Optical flow with Kalman filter

Python code that uses optical flow for tracking a pre-recorded video with Kalman filter to filter the results of optical flow. The optical flow code has been adopted from this link. The code works on a pre-recorded video. So, make sure to have a recorded video in the same folder as the code before executing it. The Kalman filter equations have been adopted from the works of Greg Welch and Gary Bishop from their paper titled: `An Introduction to the Kalman Filter' [1].
For integrating the Kalman filter with the optical flow for tracking, the following state equations have been used:

$x_{k+1} = \underbrace{\begin{bmatrix}1 & \Delta t \\ 0 & 1 \end{bmatrix}}_{A} \begin{bmatrix}p_{x}^{i} \\ p_{u}^{i} \end{bmatrix} + \underbrace{\omega_{k}}_{\textrm{process noise}}$

$y_{k}^{i} = \underbrace{\begin{bmatrix} 1 & 0 \\0 & 1 \end{bmatrix}}_{H}\begin{bmatrix}p_{x}^{i} \\ p_{u}^{i} \end{bmatrix} + \underbrace{v_{k}}_{\textrm{measurement noise}}$ where state $x_{k+1}^{i} = \begin{bmatrix} p_{x_{k+1}}^{i} & p_{u_{k+1}}^{i}\end{bmatrix}^{T}$ and the measurement y_kⁱ is the measurement of the output received from optical flow.

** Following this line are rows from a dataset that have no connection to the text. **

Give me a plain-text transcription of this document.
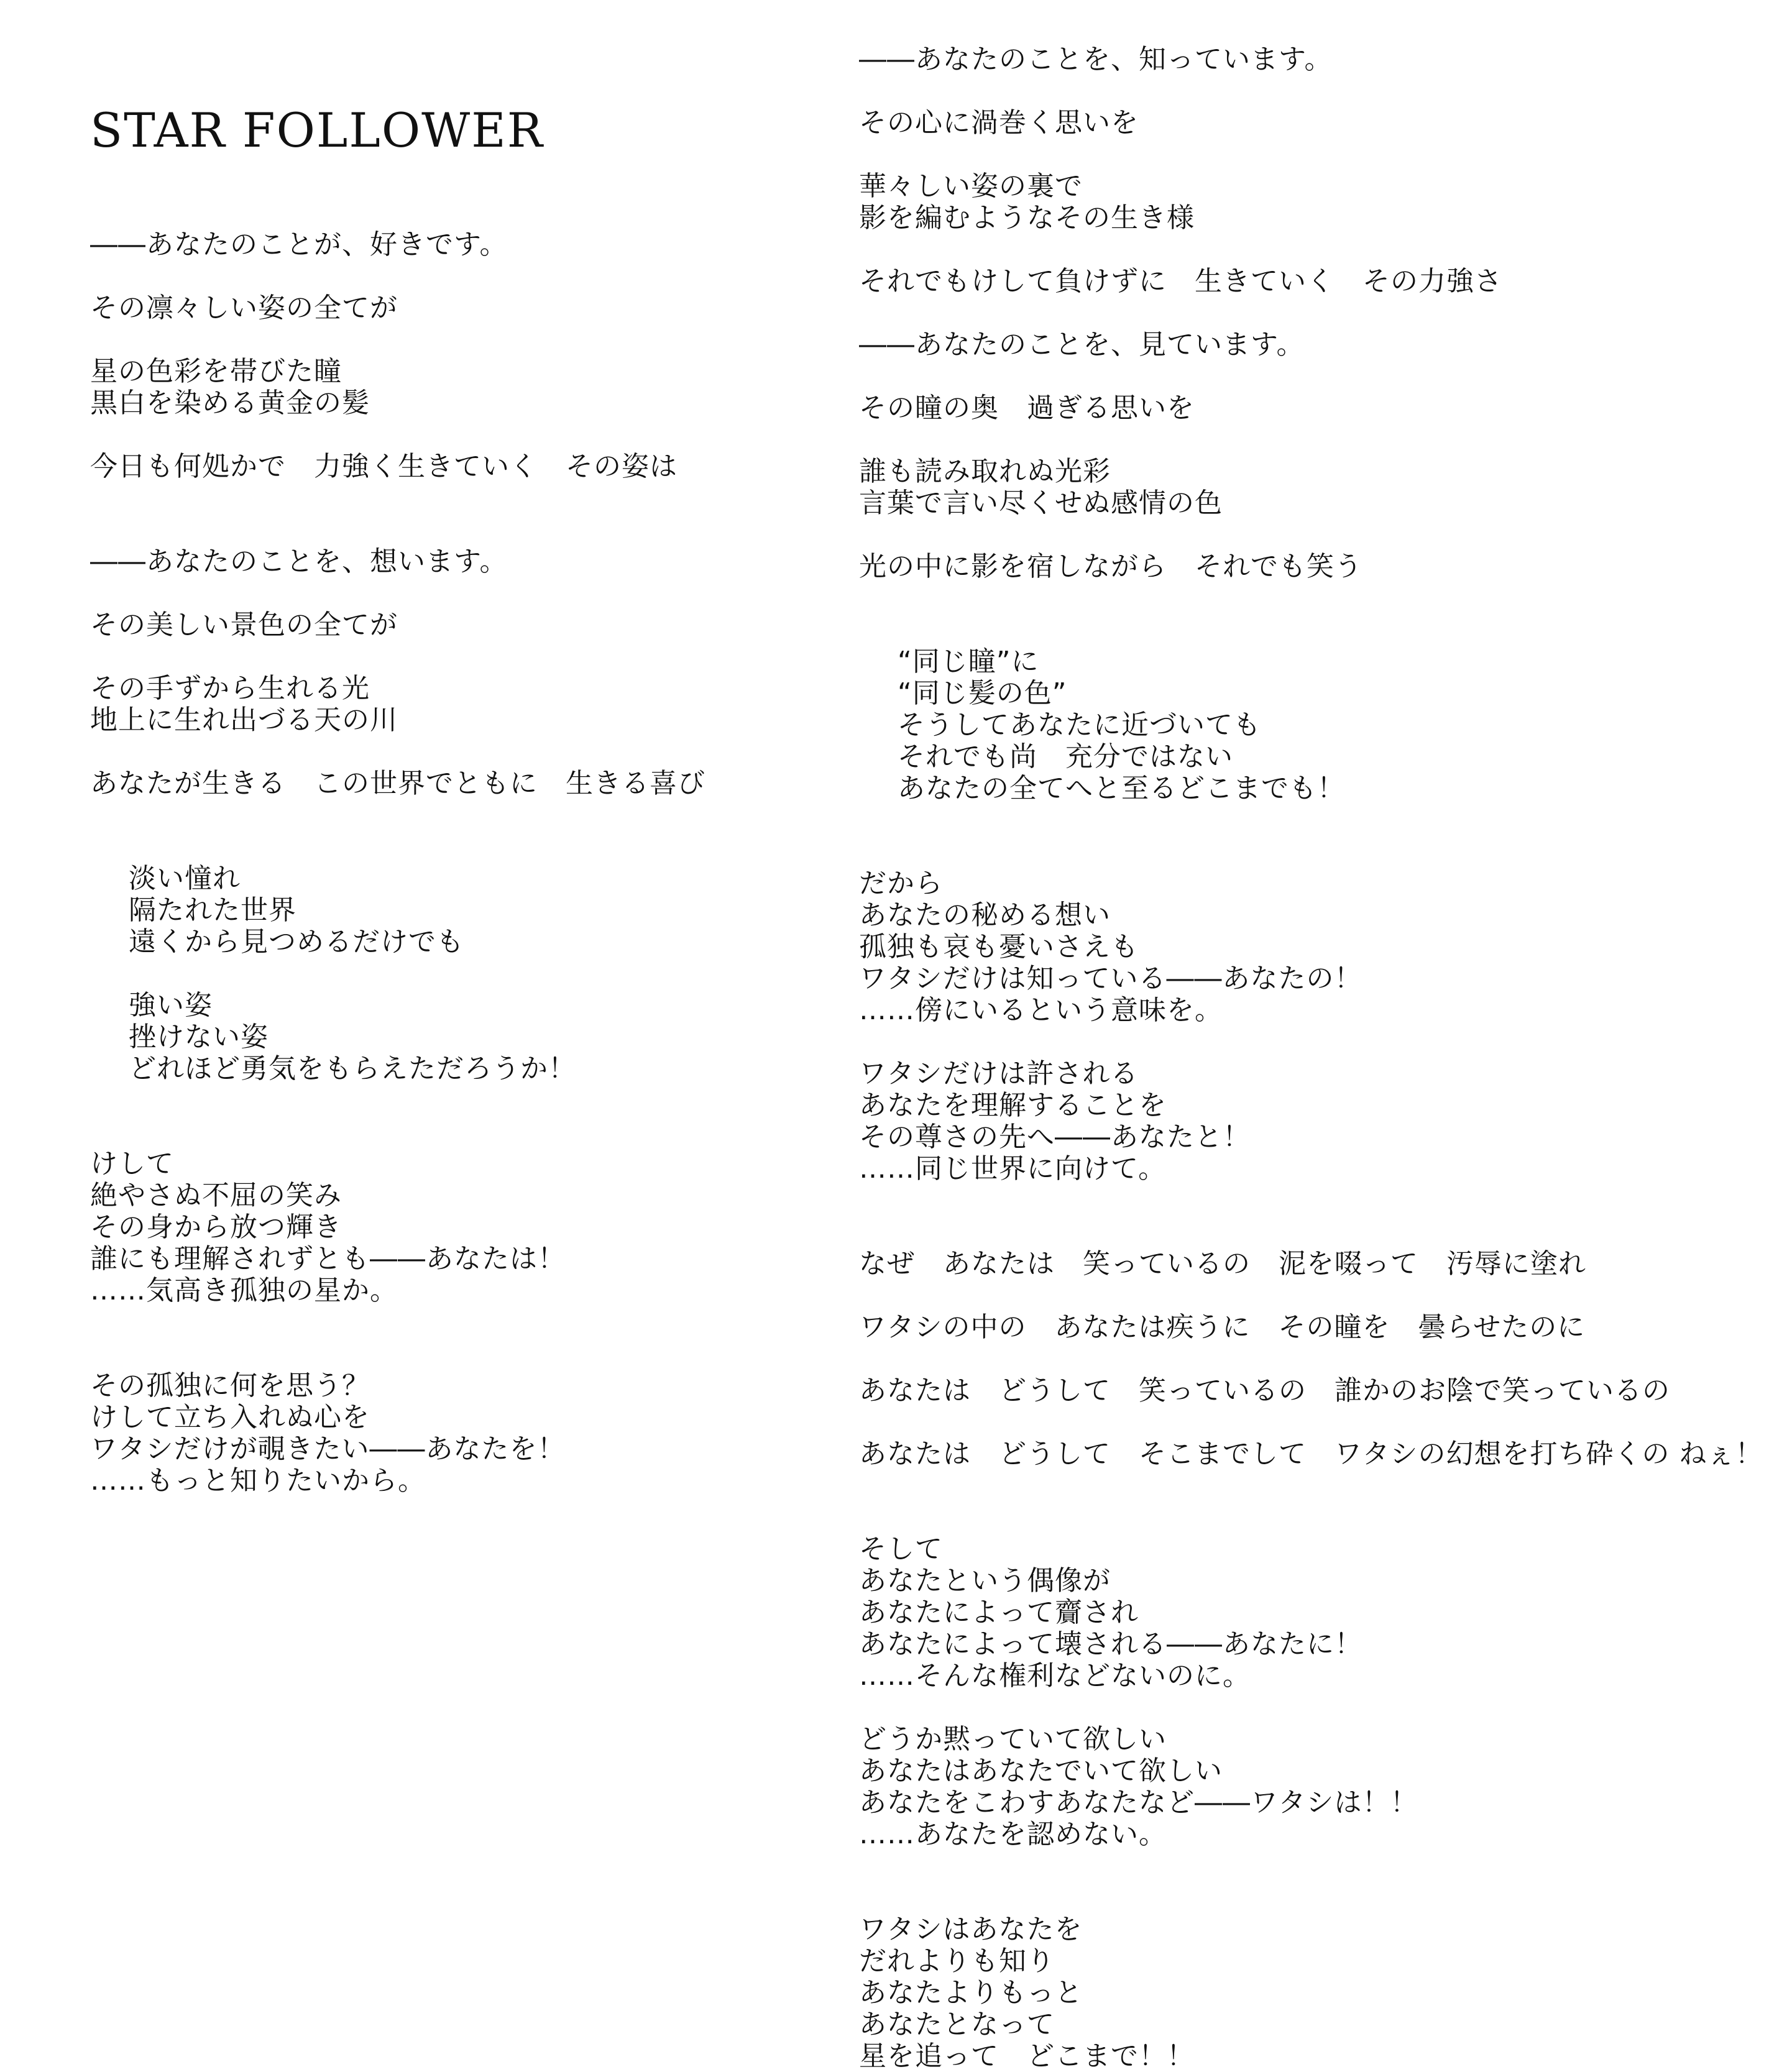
STAR FOLLOWER
――あなたのことが、好きです。
その凛々しい姿の全てが
星の色彩を帯びた瞳
黒白を染める黄金の髪
今日も何処かで　力強く生きていく　その姿は
――あなたのことを、想います。
その美しい景色の全てが
その手ずから生れる光
地上に生れ出づる天の川
あなたが生きる　この世界でともに　生きる喜び
淡い憧れ
隔たれた世界
遠くから見つめるだけでも
強い姿
挫けない姿
どれほど勇気をもらえただろうか！
けして
絶やさぬ不屈の笑み
その身から放つ輝き
誰にも理解されずとも――あなたは！
……気高き孤独の星か。
その孤独に何を思う？
けして立ち入れぬ心を
ワタシだけが覗きたい――あなたを！
……もっと知りたいから。
――あなたのことを、知っています。
その心に渦巻く思いを
華々しい姿の裏で
影を編むようなその生き様
それでもけして負けずに　生きていく　その力強さ
――あなたのことを、見ています。
その瞳の奥　過ぎる思いを
誰も読み取れぬ光彩
言葉で言い尽くせぬ感情の色
光の中に影を宿しながら　それでも笑う
“同じ瞳”に
“同じ髪の色”
そうしてあなたに近づいても
それでも尚　充分ではない
あなたの全てへと至るどこまでも！
だから
あなたの秘める想い
孤独も哀も憂いさえも
ワタシだけは知っている――あなたの！
……傍にいるという意味を。
ワタシだけは許される
あなたを理解することを
その尊さの先へ――あなたと！
……同じ世界に向けて。
なぜ　あなたは　笑っているの　泥を啜って　汚辱に塗れ
ワタシの中の　あなたは疾うに　その瞳を　曇らせたのに
あなたは　どうして　笑っているの　誰かのお陰で笑っているの
あなたは　どうして　そこまでして　ワタシの幻想を打ち砕くの ねぇ！
そして
あなたという偶像が
あなたによって齎され
あなたによって壊される――あなたに！
……そんな権利などないのに。
どうか黙っていて欲しい
あなたはあなたでいて欲しい
あなたをこわすあなたなど――ワタシは！！
……あなたを認めない。
ワタシはあなたを
だれよりも知り
あなたよりもっと
あなたとなって
星を追って　どこまで！！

The typical Kalman equations are:

Measurement update equations:

K_k = P_k⁻H_k^T(H_kP_k⁻H_k^T+R_k)⁻¹

x̂_k = x̂_k⁻ + K_k(z_k−H_kx̂_k⁻)

P_k = (I−K_kH_k)P_k⁻

Time update equations:

$\widehat{x}_{k+1}^{-} = \begin{bmatrix} \widehat{p}_{x_{k+1}}^{(i)-} \\ \widehat{p}_{u_{k+1}}^{(i)-}\end{bmatrix} = \begin{bmatrix} 1 & \Delta t \\ 0 & 1 \end{bmatrix} \begin{bmatrix} \widehat{p}_{x_{k}}^{i} \\ \widehat{p}_{u_{k}}^{i}\end{bmatrix}$

P_k + 1⁻ = A_kP_kA_k^T + Q_k The intial values were taken to be: $x_{o} = \begin{bmatrix} random()\\ 0 \end{bmatrix}$, $P_{o} = \begin{bmatrix} 1 & 0 \\ 0 &1 \end{bmatrix}$

References:

[1] Welch, G. and Bishop, G., 1995. An introduction to the Kalman filter.